Paracetamol and Ibuprofen Under the Spotlight
Paracetamol doesn’t work for lower back pain and is next to useless for osteoarthritis, despite being recommended as the first line drug treatment for both conditions.
An Australian study in The BMJ provides new evidence that the drug is no better than placebo for the first condition and its effect on osteoarthritis of the hip or knee is too small to be clinically worthwhile.
The findings come months after another systematic review and meta-analysis questioned the routine use of paracetamol as a first line analgesic in preference to ibuprofen or other analgesics.

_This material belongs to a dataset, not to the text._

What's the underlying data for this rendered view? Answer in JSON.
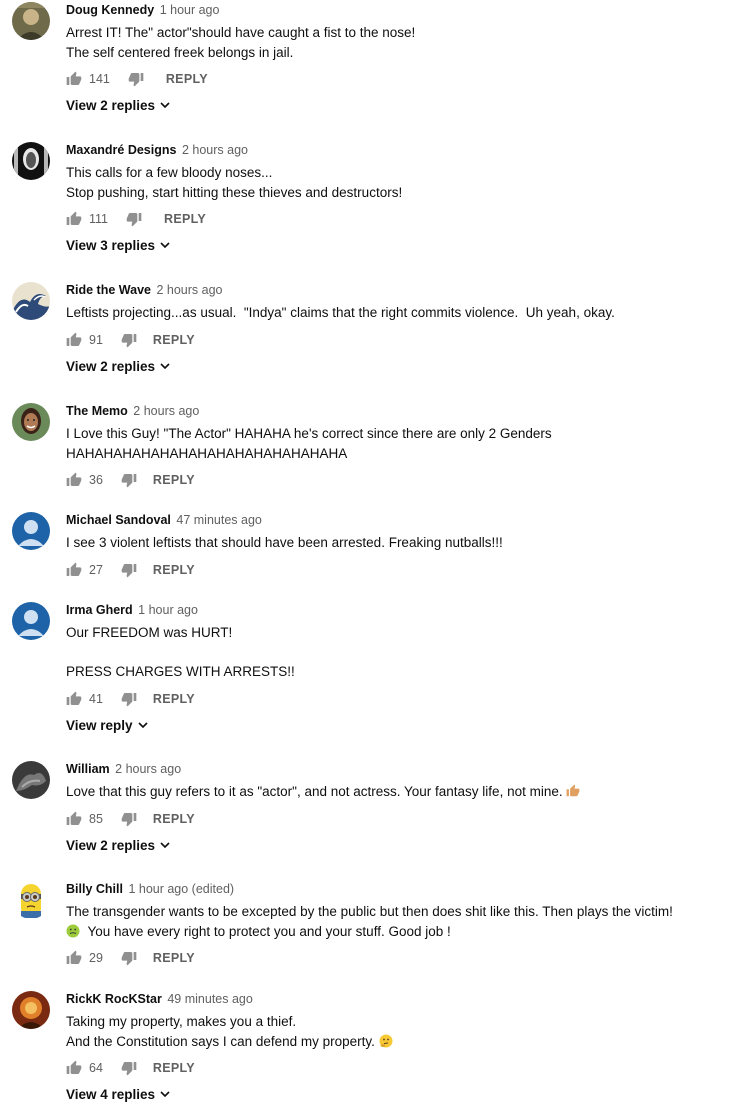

That study, published in the European Journal of Pain, shows that ibuprofen is usually superior to paracetamol for a range of conditions, including osteoarthritis.
“In osteoarthritis, some, but not all, people taking standard ibuprofen doses will have adequate pain relief; most of those taking paracetamol will not,” write the researchers from Oxford University.
Their study also shows ibuprofen may be better than placebo for back pain, although the evidence is weak.
However, they note cardiovascular events with NSAIDs are a concern.
This is supported in the TGA’s latest Medicines Safety Update that states NSAIDs should not be used in patients with cardiovascular disease and should only be used with caution in people with cardiac risk factors.
Nonetheless, the Oxford University researchers conclude that ibuprofen “provides more patients with a degree of pain relief that patients feel worthwhile”.
“Paracetamol may well be a useful analgesic in combination with others, but it has limited efficacy on its own,” they say.
They conclude that “neither of the drugs will be effective for everyone, and both are needed”.